Moreover, companies offering such services may also employ these groups. But, usually, they provide services as freelancers. These groups target organizations and individuals in corporate espionage and data-stealing campaigns. Human rights and political activists, journalists, and politicians are some of their prime targets.
TAG director Shane Huntley stated there’s no definite delineation of hack-for-hire groups’ targets and missions.
Hackers Targeting High-Risk Entities
According to TAG’s analysts, hack-for-hire groups attacked high-risk targets across the globe. Although many such groups have been detected over the past few years, in this particular instance, Google has focused on three hack-for-hire gangs operating in the following countries:
- United Arab Emirates
In their blog post published Thursday, Google’s researchers explained that while the domains were blocked, over thirty domains were also added to Google’s Safe Browsing system, so users can no longer access them.

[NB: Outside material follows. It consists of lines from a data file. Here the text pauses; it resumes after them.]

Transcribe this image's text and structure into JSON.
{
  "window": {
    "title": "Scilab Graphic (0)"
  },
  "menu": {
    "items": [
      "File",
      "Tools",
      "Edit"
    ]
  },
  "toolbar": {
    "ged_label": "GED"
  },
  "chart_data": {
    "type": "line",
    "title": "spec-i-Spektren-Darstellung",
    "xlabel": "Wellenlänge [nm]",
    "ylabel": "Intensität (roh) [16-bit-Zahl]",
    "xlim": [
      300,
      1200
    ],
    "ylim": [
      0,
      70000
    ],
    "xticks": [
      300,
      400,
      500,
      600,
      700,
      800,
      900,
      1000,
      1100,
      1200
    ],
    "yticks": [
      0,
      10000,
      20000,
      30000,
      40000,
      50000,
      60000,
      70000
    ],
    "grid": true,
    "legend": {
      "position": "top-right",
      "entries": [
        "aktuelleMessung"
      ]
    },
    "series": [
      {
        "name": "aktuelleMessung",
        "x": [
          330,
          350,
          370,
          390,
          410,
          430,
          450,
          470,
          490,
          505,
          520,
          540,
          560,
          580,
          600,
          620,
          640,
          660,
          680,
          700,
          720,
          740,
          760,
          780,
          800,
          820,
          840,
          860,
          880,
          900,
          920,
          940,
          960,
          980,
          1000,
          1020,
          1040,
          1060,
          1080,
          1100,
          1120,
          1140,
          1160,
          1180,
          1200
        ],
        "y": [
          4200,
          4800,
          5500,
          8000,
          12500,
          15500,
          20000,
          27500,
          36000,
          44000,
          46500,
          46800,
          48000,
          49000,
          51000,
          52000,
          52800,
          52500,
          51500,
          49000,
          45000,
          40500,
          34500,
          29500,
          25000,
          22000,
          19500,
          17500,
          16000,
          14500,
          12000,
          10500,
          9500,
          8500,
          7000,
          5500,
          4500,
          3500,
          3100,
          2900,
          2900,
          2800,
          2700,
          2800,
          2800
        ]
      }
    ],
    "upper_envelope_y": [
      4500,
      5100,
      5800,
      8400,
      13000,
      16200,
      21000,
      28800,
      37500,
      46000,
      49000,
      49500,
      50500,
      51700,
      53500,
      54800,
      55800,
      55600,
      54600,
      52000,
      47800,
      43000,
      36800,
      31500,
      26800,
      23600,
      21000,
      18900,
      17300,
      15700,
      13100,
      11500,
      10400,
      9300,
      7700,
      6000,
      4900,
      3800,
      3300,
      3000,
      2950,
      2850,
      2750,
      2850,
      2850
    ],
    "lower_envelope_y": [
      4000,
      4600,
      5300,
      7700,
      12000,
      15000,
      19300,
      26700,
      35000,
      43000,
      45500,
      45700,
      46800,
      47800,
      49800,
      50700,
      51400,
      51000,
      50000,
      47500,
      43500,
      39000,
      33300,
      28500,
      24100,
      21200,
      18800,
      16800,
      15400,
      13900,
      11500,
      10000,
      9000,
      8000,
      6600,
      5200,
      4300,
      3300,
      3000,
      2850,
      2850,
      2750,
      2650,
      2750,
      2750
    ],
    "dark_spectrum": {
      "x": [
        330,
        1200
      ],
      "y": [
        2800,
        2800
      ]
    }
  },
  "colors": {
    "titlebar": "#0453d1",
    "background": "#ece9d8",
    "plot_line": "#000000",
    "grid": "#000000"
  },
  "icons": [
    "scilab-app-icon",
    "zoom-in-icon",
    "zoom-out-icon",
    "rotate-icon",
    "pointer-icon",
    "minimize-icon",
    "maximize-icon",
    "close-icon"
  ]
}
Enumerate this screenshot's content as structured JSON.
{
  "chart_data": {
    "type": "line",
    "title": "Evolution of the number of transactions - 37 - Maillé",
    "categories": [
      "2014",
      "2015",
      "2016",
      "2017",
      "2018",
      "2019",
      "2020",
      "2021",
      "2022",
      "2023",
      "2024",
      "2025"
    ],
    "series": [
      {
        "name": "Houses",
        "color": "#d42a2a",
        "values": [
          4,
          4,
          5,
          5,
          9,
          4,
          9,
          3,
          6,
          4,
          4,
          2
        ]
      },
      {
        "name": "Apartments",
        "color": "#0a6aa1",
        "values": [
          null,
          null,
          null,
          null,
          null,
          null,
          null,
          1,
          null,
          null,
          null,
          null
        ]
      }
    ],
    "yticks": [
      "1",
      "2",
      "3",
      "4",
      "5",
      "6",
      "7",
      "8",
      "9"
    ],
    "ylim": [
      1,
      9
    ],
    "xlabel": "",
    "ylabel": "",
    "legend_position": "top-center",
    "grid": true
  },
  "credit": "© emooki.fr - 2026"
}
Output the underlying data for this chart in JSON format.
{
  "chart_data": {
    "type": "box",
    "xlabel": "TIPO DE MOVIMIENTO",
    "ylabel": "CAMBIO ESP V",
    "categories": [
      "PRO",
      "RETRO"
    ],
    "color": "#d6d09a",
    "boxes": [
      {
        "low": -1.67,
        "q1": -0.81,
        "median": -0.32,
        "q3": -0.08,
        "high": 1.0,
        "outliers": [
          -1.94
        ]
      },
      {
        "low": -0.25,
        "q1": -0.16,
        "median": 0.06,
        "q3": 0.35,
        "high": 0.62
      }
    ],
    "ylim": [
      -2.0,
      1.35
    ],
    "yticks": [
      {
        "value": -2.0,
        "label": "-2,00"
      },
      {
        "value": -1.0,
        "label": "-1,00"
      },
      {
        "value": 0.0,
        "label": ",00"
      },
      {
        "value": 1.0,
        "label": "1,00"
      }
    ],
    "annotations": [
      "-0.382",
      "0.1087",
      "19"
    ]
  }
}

Details of Hack-for-Hire Groups
India: The India-based threat actors have been under Google’s radar since 2012. Some of its members were supposedly linked to offensive security providers Belltrox and Appin. Currently, they work for a new espionage services provider firm Rebsec, revealed TAG.
This group usually targets healthcare, telecom, and government organizations in the Middle East. Their attacks involve phishing credentials for Gmail and AWS (Amazon Web Services) and government service accounts.
Russia: The Russia-based group is tracked as Void Balaur. This group primarily targets politicians, journalists, non-profit organizations, and NGOs. It also targets citizens in Russia and nearby countries. This group’s main attack vector is phishing campaigns, and at one point, it had a public website where it promoted its email and social media accounts hacking services.
UAE: The threat actor linked with the UAE targets entities across the Middle East and North Africa. Its main targets include educational, government, and political organizations. Like other groups, this one also relies on phishing email scams, but what makes this group different is that it also uses a custom phishing kit.
According to Google researchers, an individual, Mohammed Benabdella, whom Microsoft sued in 2014 for developing H-Worm or njRAT malware, is associated with this group.
Huntley has shared the list of domains Google has blocked (available below) and also tracking many other state-backed threat actors, including surveillance vendors for selling spyware to governments and running financially motivated campaigns worldwide.
This is the second major event reported by Google. Just last week, the IT security researchers at the tech giant’s Threat Analysis Group exposed an ongoing campaign in which local ISPs (Internet service providers) in Italy and Kazakhstan were caught installing malware on the smartphones of their customers.